The clash, in which an estimated 20 Indian soldiers were killed, occurred at the south bank of Galwan river, which flows in an east-west direction before its confluence with Shyok river.
The details of what actually happened remain murky, given the remoteness of the location and the absence of independent ways to corroborate military reports. The Galwan area is at an altitude of 14,000 feet
Indian soldiers wanted to remove a tent which it is believed that the Chinese army had set up on the Indian side of the line of actual control. Physical fight broke out. Several soldiers fell into the Galwan River and died from hypothermia and extreme cold
China has not indicated if it has had any casualties.
Major Gen. Abhijit Bapat, Commander of the Indian Army’s 3 Division, raised several points with the Chinese officers with regards to the incident on the intervening night of June 15/16.
These were the first casualties faced by the Indian Army in a clash with the Chinese People’s Liberation Army since 1975 when an Indian patrol was ambushed by Chinese troops in Arunachal Pradesh.
The most recent incidents put the world on alert, with several media platforms speaking with experts on the issue. Analyses ranged from “Modi’s most difficult test yet” to a “limited local war” between the two sides, and to a range of militarist comments on social media.
Skirmishes in the region are not uncommon since two wars took place in the 1960s – the last military stand-off coming as recently as 2017. Stone-throwing incidents especially are frequent. In a 1996 treaty, both sides had agreed not to use weapons against each other along the Line of Actual Control. Two of the largest armies of the world have hence resorted to sticks, stones and the like. (The Line of Actual Control supposedly demarcating the borders between the two countries, itself has often been described as “fuzzy”).

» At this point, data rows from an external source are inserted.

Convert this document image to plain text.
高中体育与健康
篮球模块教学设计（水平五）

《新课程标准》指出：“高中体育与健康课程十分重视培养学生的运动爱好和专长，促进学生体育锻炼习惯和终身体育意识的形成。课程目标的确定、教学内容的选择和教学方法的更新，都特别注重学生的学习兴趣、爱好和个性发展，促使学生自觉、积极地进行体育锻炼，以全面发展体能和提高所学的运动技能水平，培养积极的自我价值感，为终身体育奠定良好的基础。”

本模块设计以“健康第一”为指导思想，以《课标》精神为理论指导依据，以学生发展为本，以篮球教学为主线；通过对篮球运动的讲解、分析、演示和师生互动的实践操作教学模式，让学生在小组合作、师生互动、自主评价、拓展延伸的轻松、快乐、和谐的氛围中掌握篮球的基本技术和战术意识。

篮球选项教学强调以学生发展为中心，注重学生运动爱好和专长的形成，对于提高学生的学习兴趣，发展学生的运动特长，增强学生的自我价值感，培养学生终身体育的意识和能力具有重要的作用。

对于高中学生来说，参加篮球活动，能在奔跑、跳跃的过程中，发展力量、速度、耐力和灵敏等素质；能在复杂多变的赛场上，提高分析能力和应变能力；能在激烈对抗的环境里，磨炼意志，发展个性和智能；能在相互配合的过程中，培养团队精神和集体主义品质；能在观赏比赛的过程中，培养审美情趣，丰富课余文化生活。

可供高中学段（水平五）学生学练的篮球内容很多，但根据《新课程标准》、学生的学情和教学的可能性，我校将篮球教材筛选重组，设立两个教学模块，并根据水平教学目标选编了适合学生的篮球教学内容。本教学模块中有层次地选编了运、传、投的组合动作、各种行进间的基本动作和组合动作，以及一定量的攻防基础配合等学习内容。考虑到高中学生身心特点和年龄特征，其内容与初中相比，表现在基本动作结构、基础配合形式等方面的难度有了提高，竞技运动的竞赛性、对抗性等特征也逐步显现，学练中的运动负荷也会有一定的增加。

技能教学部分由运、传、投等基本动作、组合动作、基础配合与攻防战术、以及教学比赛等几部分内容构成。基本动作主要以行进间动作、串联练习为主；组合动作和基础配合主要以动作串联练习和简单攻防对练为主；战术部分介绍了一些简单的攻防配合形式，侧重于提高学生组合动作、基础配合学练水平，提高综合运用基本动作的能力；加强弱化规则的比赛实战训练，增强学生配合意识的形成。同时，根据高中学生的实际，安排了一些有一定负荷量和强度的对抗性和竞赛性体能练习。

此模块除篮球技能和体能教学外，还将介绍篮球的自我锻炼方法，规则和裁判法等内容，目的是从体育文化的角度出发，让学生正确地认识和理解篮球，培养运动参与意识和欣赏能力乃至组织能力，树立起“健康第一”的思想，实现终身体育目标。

While the Indian side has long been vocal against China’s One Belt One Road initiative and related incursions into Indian territory, this time round the Chinese side has called out India for its own infrastructure building activities around Galwan, the site of the incidents of June 15. India’s changed governing conditions in Kashmir announced last year have also not been welcome by both neighbours along the northern border.
But on a global scale, there is unease at China’s global assertiveness – Australia is seeing this side of China, alongside civil liberties clampdown in Hong Kong.
According to an Indian diplomat, there is a new edge to China’s attitude.
“This assertiveness, this readiness to throw [away] internationally accepted behaviour to advance their claims and interests, it’s worrisome for so many countries.”